Up to half a million people took to the streets of London yesterday, to protest against the recent spending cuts announced by the Government. I won’t talk too much about the cuts themselves, as I am by no means a politician, but I was both happy and dismayed to hear about the protests: happy, because we are lucky to live in a society where people can openly disagree with the Government, and make their voice heard, and dismayed, because of the violence which took place, and because the media coverage of these events seemed to overshadow a couple of positive developments which went largely unnoticed this weekend, so I thought I’d post about them here.

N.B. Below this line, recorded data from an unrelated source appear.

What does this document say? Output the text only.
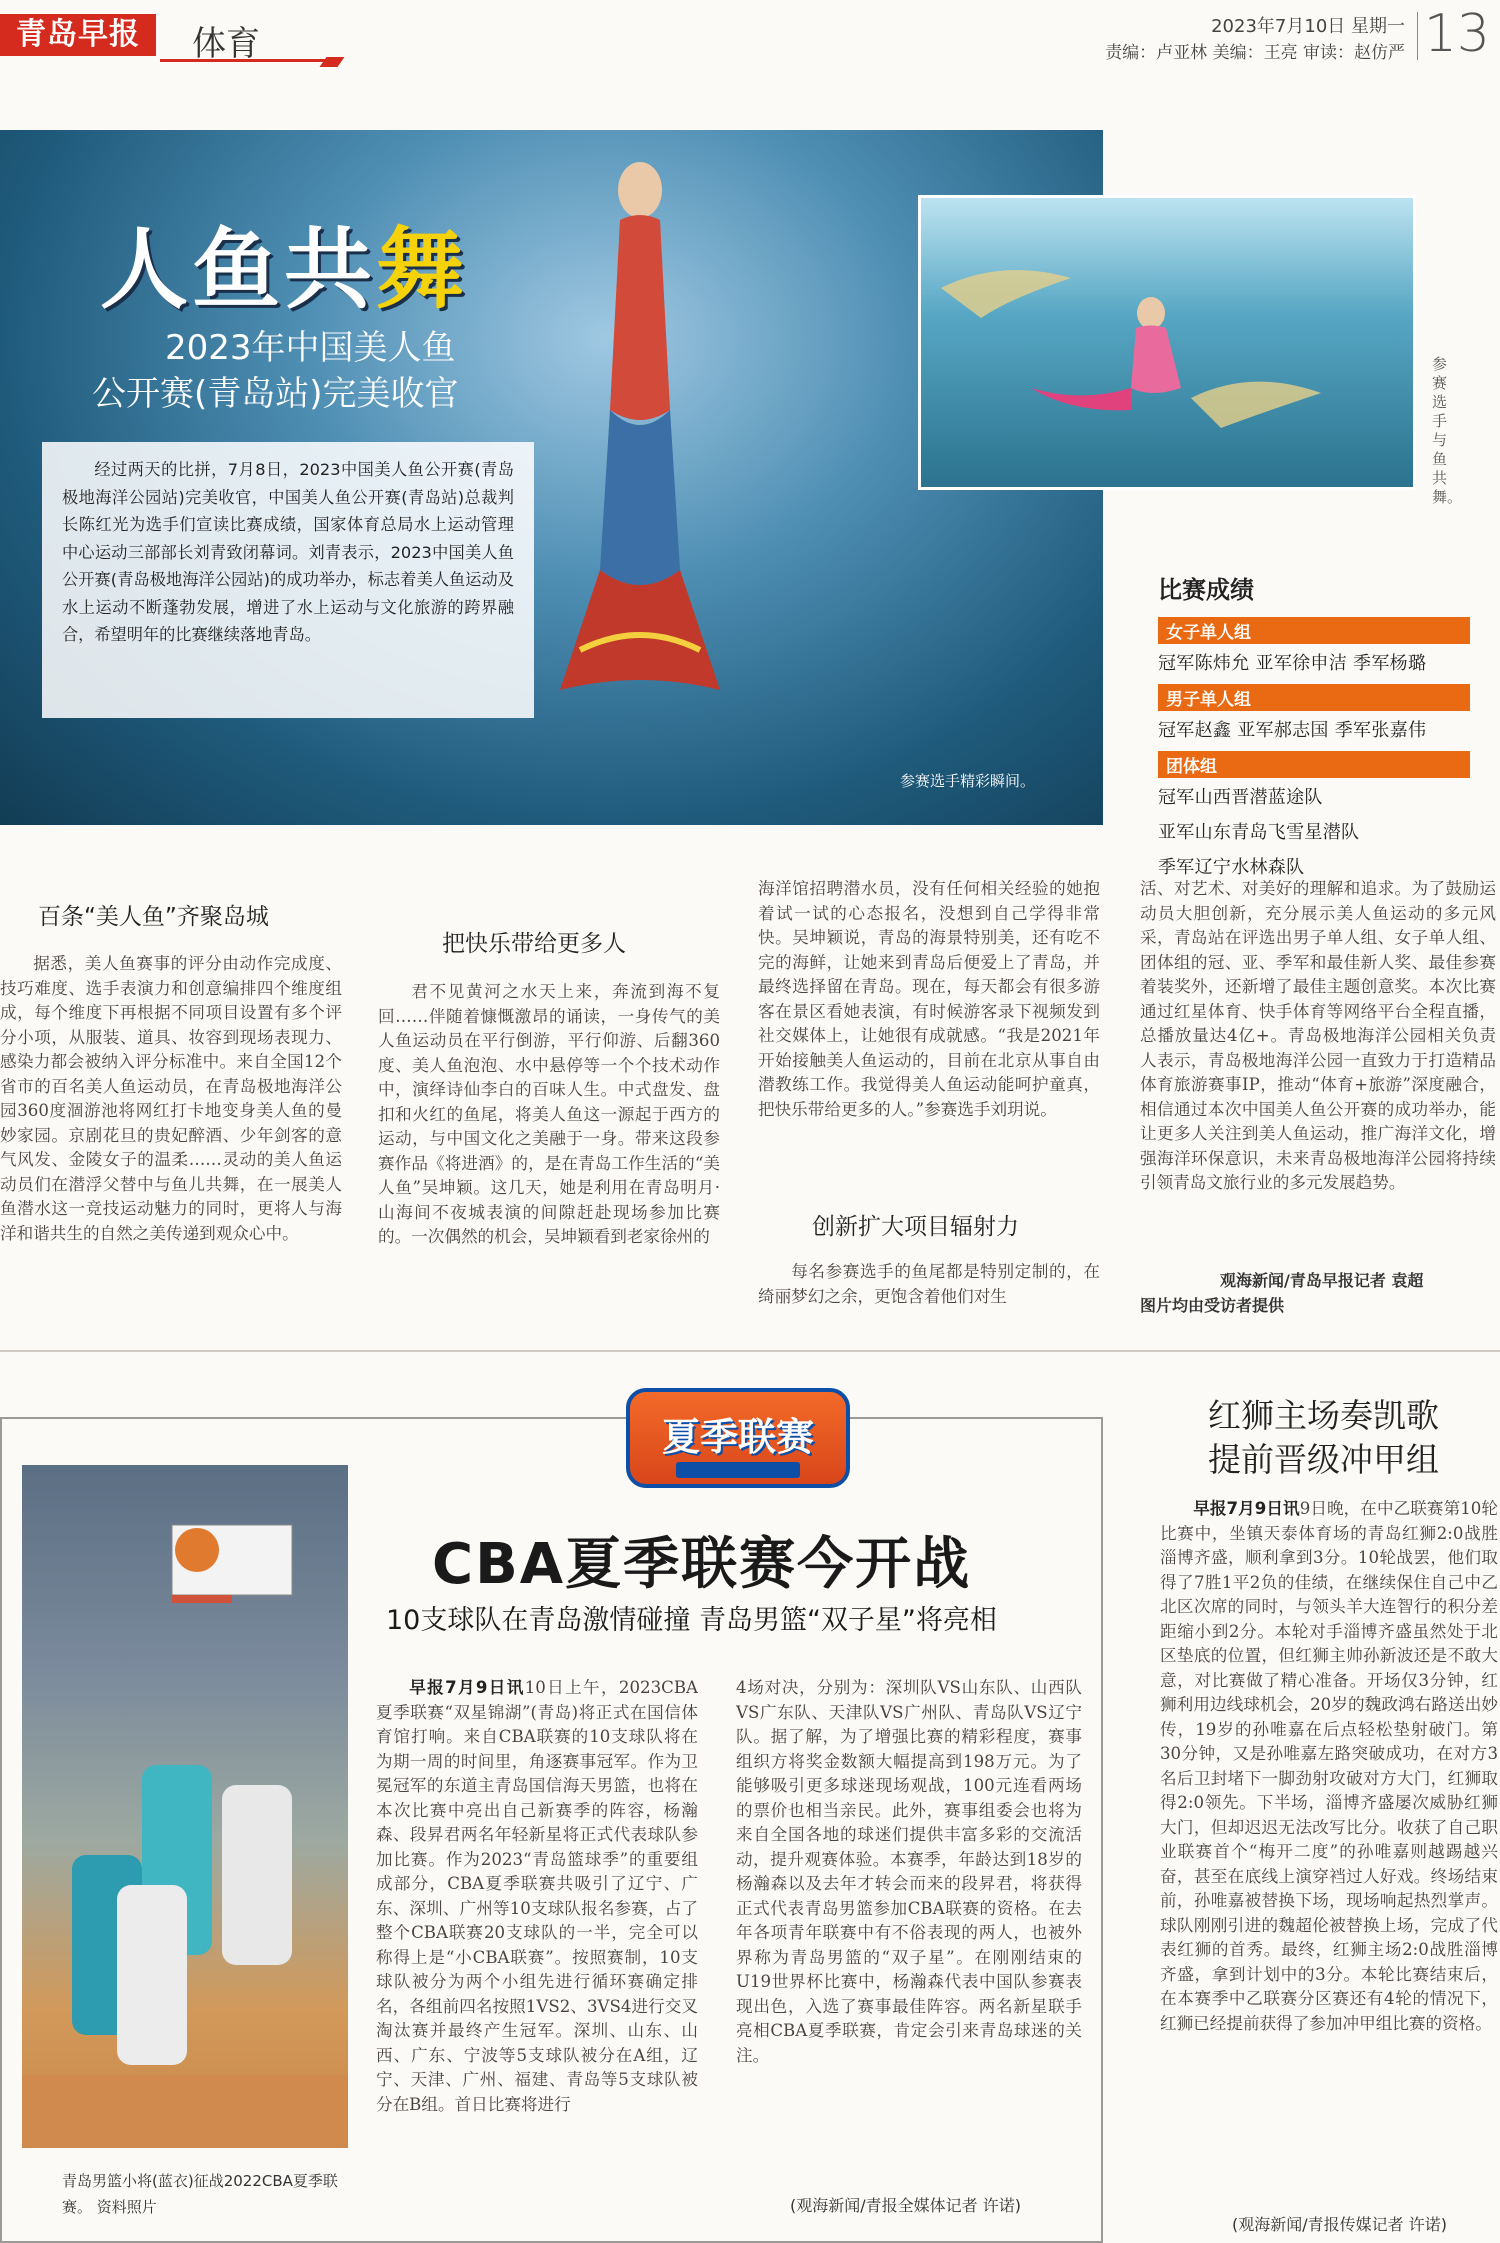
青岛早报	体育	2023年7月10日 星期一
责编：卢亚林 美编：王亮 审读：赵仿严 13
人鱼共舞
2023年中国美人鱼
公开赛(青岛站)完美收官
经过两天的比拼，7月8日，2023中国美人鱼公开赛(青岛极地海洋公园站)完美收官，中国美人鱼公开赛(青岛站)总裁判长陈红光为选手们宣读比赛成绩，国家体育总局水上运动管理中心运动三部部长刘青致闭幕词。刘青表示，2023中国美人鱼公开赛(青岛极地海洋公园站)的成功举办，标志着美人鱼运动及水上运动不断蓬勃发展，增进了水上运动与文化旅游的跨界融合，希望明年的比赛继续落地青岛。
参赛选手精彩瞬间。
参赛选手与鱼共舞。
比赛成绩
女子单人组
冠军陈炜允 亚军徐申洁 季军杨璐
男子单人组
冠军赵鑫 亚军郝志国 季军张嘉伟
团体组
冠军山西晋潜蓝途队
亚军山东青岛飞雪星潜队
季军辽宁水林森队
百条“美人鱼”齐聚岛城

据悉，美人鱼赛事的评分由动作完成度、技巧难度、选手表演力和创意编排四个维度组成，每个维度下再根据不同项目设置有多个评分小项，从服装、道具、妆容到现场表现力、感染力都会被纳入评分标准中。来自全国12个省市的百名美人鱼运动员，在青岛极地海洋公园360度涸游池将网红打卡地变身美人鱼的曼妙家园。京剧花旦的贵妃醉酒、少年剑客的意气风发、金陵女子的温柔……灵动的美人鱼运动员们在潜浮父替中与鱼儿共舞，在一展美人鱼潜水这一竞技运动魅力的同时，更将人与海洋和谐共生的自然之美传递到观众心中。

把快乐带给更多人

君不见黄河之水天上来，奔流到海不复回……伴随着慷慨激昂的诵读，一身传气的美人鱼运动员在平行倒游，平行仰游、后翻360度、美人鱼泡泡、水中悬停等一个个技术动作中，演绎诗仙李白的百味人生。中式盘发、盘扣和火红的鱼尾，将美人鱼这一源起于西方的运动，与中国文化之美融于一身。带来这段参赛作品《将进酒》的，是在青岛工作生活的“美人鱼”吴坤颖。这几天，她是利用在青岛明月·山海间不夜城表演的间隙赶赴现场参加比赛的。一次偶然的机会，吴坤颖看到老家徐州的

海洋馆招聘潜水员，没有任何相关经验的她抱着试一试的心态报名，没想到自己学得非常快。吴坤颖说，青岛的海景特别美，还有吃不完的海鲜，让她来到青岛后便爱上了青岛，并最终选择留在青岛。现在，每天都会有很多游客在景区看她表演，有时候游客录下视频发到社交媒体上，让她很有成就感。“我是2021年开始接触美人鱼运动的，目前在北京从事自由潜教练工作。我觉得美人鱼运动能呵护童真，把快乐带给更多的人。”参赛选手刘玥说。

创新扩大项目辐射力

每名参赛选手的鱼尾都是特别定制的，在绮丽梦幻之余，更饱含着他们对生

活、对艺术、对美好的理解和追求。为了鼓励运动员大胆创新，充分展示美人鱼运动的多元风采，青岛站在评选出男子单人组、女子单人组、团体组的冠、亚、季军和最佳新人奖、最佳参赛着装奖外，还新增了最佳主题创意奖。本次比赛通过红星体育、快手体育等网络平台全程直播，总播放量达4亿+。青岛极地海洋公园相关负责人表示，青岛极地海洋公园一直致力于打造精品体育旅游赛事IP，推动“体育+旅游”深度融合，相信通过本次中国美人鱼公开赛的成功举办，能让更多人关注到美人鱼运动，推广海洋文化，增强海洋环保意识，未来青岛极地海洋公园将持续引领青岛文旅行业的多元发展趋势。

观海新闻/青岛早报记者 袁超
图片均由受访者提供
夏季联赛
青岛男篮小将(蓝衣)征战2022CBA夏季联赛。 资料照片
CBA夏季联赛今开战
10支球队在青岛激情碰撞 青岛男篮“双子星”将亮相

早报7月9日讯10日上午，2023CBA夏季联赛“双星锦湖”(青岛)将正式在国信体育馆打响。来自CBA联赛的10支球队将在为期一周的时间里，角逐赛事冠军。作为卫冕冠军的东道主青岛国信海天男篮，也将在本次比赛中亮出自己新赛季的阵容，杨瀚森、段昇君两名年轻新星将正式代表球队参加比赛。作为2023“青岛篮球季”的重要组成部分，CBA夏季联赛共吸引了辽宁、广东、深圳、广州等10支球队报名参赛，占了整个CBA联赛20支球队的一半，完全可以称得上是“小CBA联赛”。按照赛制，10支球队被分为两个小组先进行循环赛确定排名，各组前四名按照1VS2、3VS4进行交叉淘汰赛并最终产生冠军。深圳、山东、山西、广东、宁波等5支球队被分在A组，辽宁、天津、广州、福建、青岛等5支球队被分在B组。首日比赛将进行

4场对决，分别为：深圳队VS山东队、山西队VS广东队、天津队VS广州队、青岛队VS辽宁队。据了解，为了增强比赛的精彩程度，赛事组织方将奖金数额大幅提高到198万元。为了能够吸引更多球迷现场观战，100元连看两场的票价也相当亲民。此外，赛事组委会也将为来自全国各地的球迷们提供丰富多彩的交流活动，提升观赛体验。本赛季，年龄达到18岁的杨瀚森以及去年才转会而来的段昇君，将获得正式代表青岛男篮参加CBA联赛的资格。在去年各项青年联赛中有不俗表现的两人，也被外界称为青岛男篮的“双子星”。在刚刚结束的U19世界杯比赛中，杨瀚森代表中国队参赛表现出色，入选了赛事最佳阵容。两名新星联手亮相CBA夏季联赛，肯定会引来青岛球迷的关注。

(观海新闻/青报全媒体记者 许诺)
红狮主场奏凯歌
提前晋级冲甲组

早报7月9日讯9日晚，在中乙联赛第10轮比赛中，坐镇天泰体育场的青岛红狮2:0战胜淄博齐盛，顺利拿到3分。10轮战罢，他们取得了7胜1平2负的佳绩，在继续保住自己中乙北区次席的同时，与领头羊大连智行的积分差距缩小到2分。本轮对手淄博齐盛虽然处于北区垫底的位置，但红狮主帅孙新波还是不敢大意，对比赛做了精心准备。开场仅3分钟，红狮利用边线球机会，20岁的魏政鸿右路送出妙传，19岁的孙唯嘉在后点轻松垫射破门。第30分钟，又是孙唯嘉左路突破成功，在对方3名后卫封堵下一脚劲射攻破对方大门，红狮取得2:0领先。下半场，淄博齐盛屡次威胁红狮大门，但却迟迟无法改写比分。收获了自己职业联赛首个“梅开二度”的孙唯嘉则越踢越兴奋，甚至在底线上演穿裆过人好戏。终场结束前，孙唯嘉被替换下场，现场响起热烈掌声。球队刚刚引进的魏超伦被替换上场，完成了代表红狮的首秀。最终，红狮主场2:0战胜淄博齐盛，拿到计划中的3分。本轮比赛结束后，在本赛季中乙联赛分区赛还有4轮的情况下，红狮已经提前获得了参加冲甲组比赛的资格。

(观海新闻/青报传媒记者 许诺)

The first piece of good news could easily have been overlooked, as it appeared in a small three-paragraph article on page 24 of today’s Sunday Observer, titled “Care rather than prison for those with mental illness.” The article states that “the government will make a commitment tomorrow to ensure that more mentally ill people are diverted from the criminal justice system and into care”.

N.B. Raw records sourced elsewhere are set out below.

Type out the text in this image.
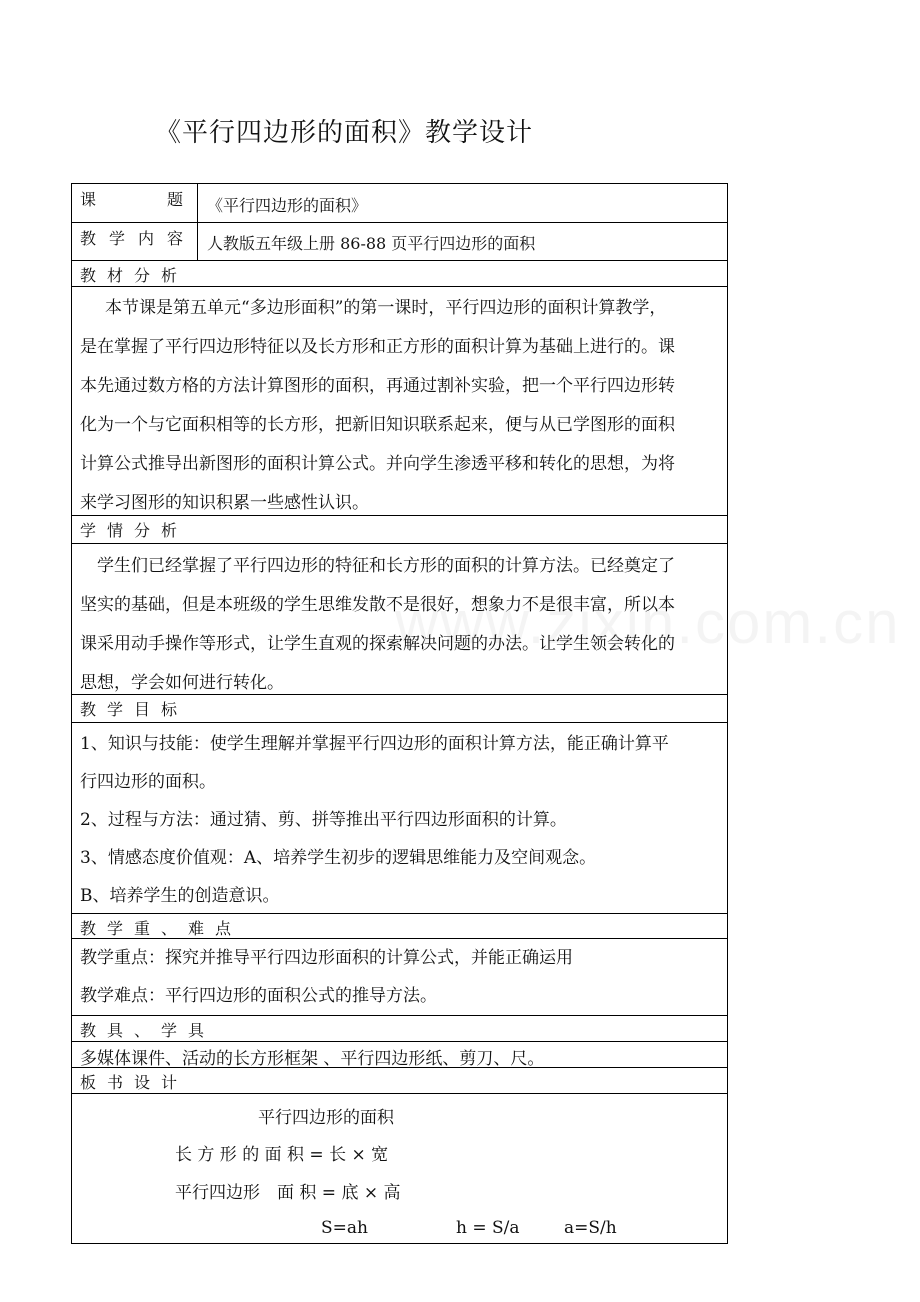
《平行四边形的面积》教学设计
课	题	《平行四边形的面积》
教学内容 人教版五年级上册 86-88 页平行四边形的面积
教材分析

本节课是第五单元“多边形面积”的第一课时，平行四边形的面积计算教学，

是在掌握了平行四边形特征以及长方形和正方形的面积计算为基础上进行的。课

本先通过数方格的方法计算图形的面积，再通过割补实验，把一个平行四边形转

化为一个与它面积相等的长方形，把新旧知识联系起来，便与从已学图形的面积

计算公式推导出新图形的面积计算公式。并向学生渗透平移和转化的思想，为将

来学习图形的知识积累一些感性认识。

学情分析

学生们已经掌握了平行四边形的特征和长方形的面积的计算方法。已经奠定了

坚实的基础，但是本班级的学生思维发散不是很好，想象力不是很丰富，所以本

课采用动手操作等形式，让学生直观的探索解决问题的办法。让学生领会转化的

思想，学会如何进行转化。

教学目标

1、知识与技能：使学生理解并掌握平行四边形的面积计算方法，能正确计算平

行四边形的面积。

2、过程与方法：通过猜、剪、拼等推出平行四边形面积的计算。

3、情感态度价值观：A、培养学生初步的逻辑思维能力及空间观念。

B、培养学生的创造意识。

教学重、难点

教学重点：探究并推导平行四边形面积的计算公式，并能正确运用

教学难点：平行四边形的面积公式的推导方法。

教具、学具
多媒体课件、活动的长方形框架 、平行四边形纸、剪刀、尺。
板书设计
平行四边形的面积
长 方 形 的 面 积 = 长 × 宽
平行四边形　面 积 = 底 × 高
S=ah	h = S/a	a=S/h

The question is: why has it taken them so long to make that commitment? Articles such as this one, published three years ago, have made it clear that these changes are long overdue, as our criminal justice system continues to spiral further into debt and to incarcerate, rather than rehabilitate, those with mental health issues in our community.

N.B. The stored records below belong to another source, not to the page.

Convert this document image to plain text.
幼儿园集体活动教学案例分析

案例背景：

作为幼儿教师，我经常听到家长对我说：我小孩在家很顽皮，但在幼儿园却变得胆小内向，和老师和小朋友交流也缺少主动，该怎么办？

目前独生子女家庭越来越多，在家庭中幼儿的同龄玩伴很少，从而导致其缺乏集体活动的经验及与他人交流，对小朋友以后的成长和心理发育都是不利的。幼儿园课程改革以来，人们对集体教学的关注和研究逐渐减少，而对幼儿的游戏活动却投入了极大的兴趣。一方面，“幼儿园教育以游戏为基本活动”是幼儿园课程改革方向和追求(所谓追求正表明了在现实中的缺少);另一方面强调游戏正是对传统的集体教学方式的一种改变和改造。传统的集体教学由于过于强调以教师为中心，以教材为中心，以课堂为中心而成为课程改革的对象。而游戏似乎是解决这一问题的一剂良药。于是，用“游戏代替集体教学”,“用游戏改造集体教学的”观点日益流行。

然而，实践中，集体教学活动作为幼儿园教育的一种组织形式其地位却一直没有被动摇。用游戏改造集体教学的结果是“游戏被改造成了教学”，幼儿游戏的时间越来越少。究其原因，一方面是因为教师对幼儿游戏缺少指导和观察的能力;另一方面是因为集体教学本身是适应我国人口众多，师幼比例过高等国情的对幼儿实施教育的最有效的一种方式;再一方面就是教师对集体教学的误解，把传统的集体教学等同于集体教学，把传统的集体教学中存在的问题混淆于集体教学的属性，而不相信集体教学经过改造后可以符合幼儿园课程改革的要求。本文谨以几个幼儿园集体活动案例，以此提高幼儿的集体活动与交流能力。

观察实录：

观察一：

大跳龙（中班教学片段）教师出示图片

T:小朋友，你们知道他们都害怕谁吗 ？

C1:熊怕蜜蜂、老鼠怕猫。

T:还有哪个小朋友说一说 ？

The Ministry Of Justice’s own Green Paper was published last December, promising a new integrated approach to managing offenders, and a new focus on Restorative Justice in the UK. The Green Paper, titled “Breaking the Cycle: Effective Punishment, Rehabilitation and Sentencing of Offenders”, spoke of “fundamental changes to the criminal justice system”, and suggested a “commitment to decentralisation”; moving away from the ‘Whitehall Knows Best’ approach and giving power back to local people and communities. This all fits in well with David Cameron’s continued push towards a ‘Big Society‘; a fantastic idea on paper, although it still remains to be seen exactly how (and whether) it will work in practice.

The Green Paper also warned that the ”plans are supported by changes right across Government, from radical reform of policing to fundamental changes to the health service”. Presumably it is these changes which have necessitated the spending cuts which incited yesterday’s protests. Let us hope they are worth it.

Today’s newspaper article concludes by reminding us that “more than two thirds of prisoners have mental health problems”. The Green Paper promised that “the Government will shortly be setting out a new approach to cutting crime with the publication of a Crime Strategy in early 2011″. Hopefully this will tackle these issues with more clarity and ensure that we start to see real changes in our criminal justice system, as soon as possible. It should also mean good news and more jobs for mental health professionals!

The second piece of good news (although also well overdue) was the announcement that the UK has finally signed up to the new EU directive to fight human trafficking. This is great news, although it is shameful that it took so long. As a strong advocate for those who are victims of trafficking, I look forward to seeing this new directive empowering the EU nations to fight together to stamp out this heinous crime.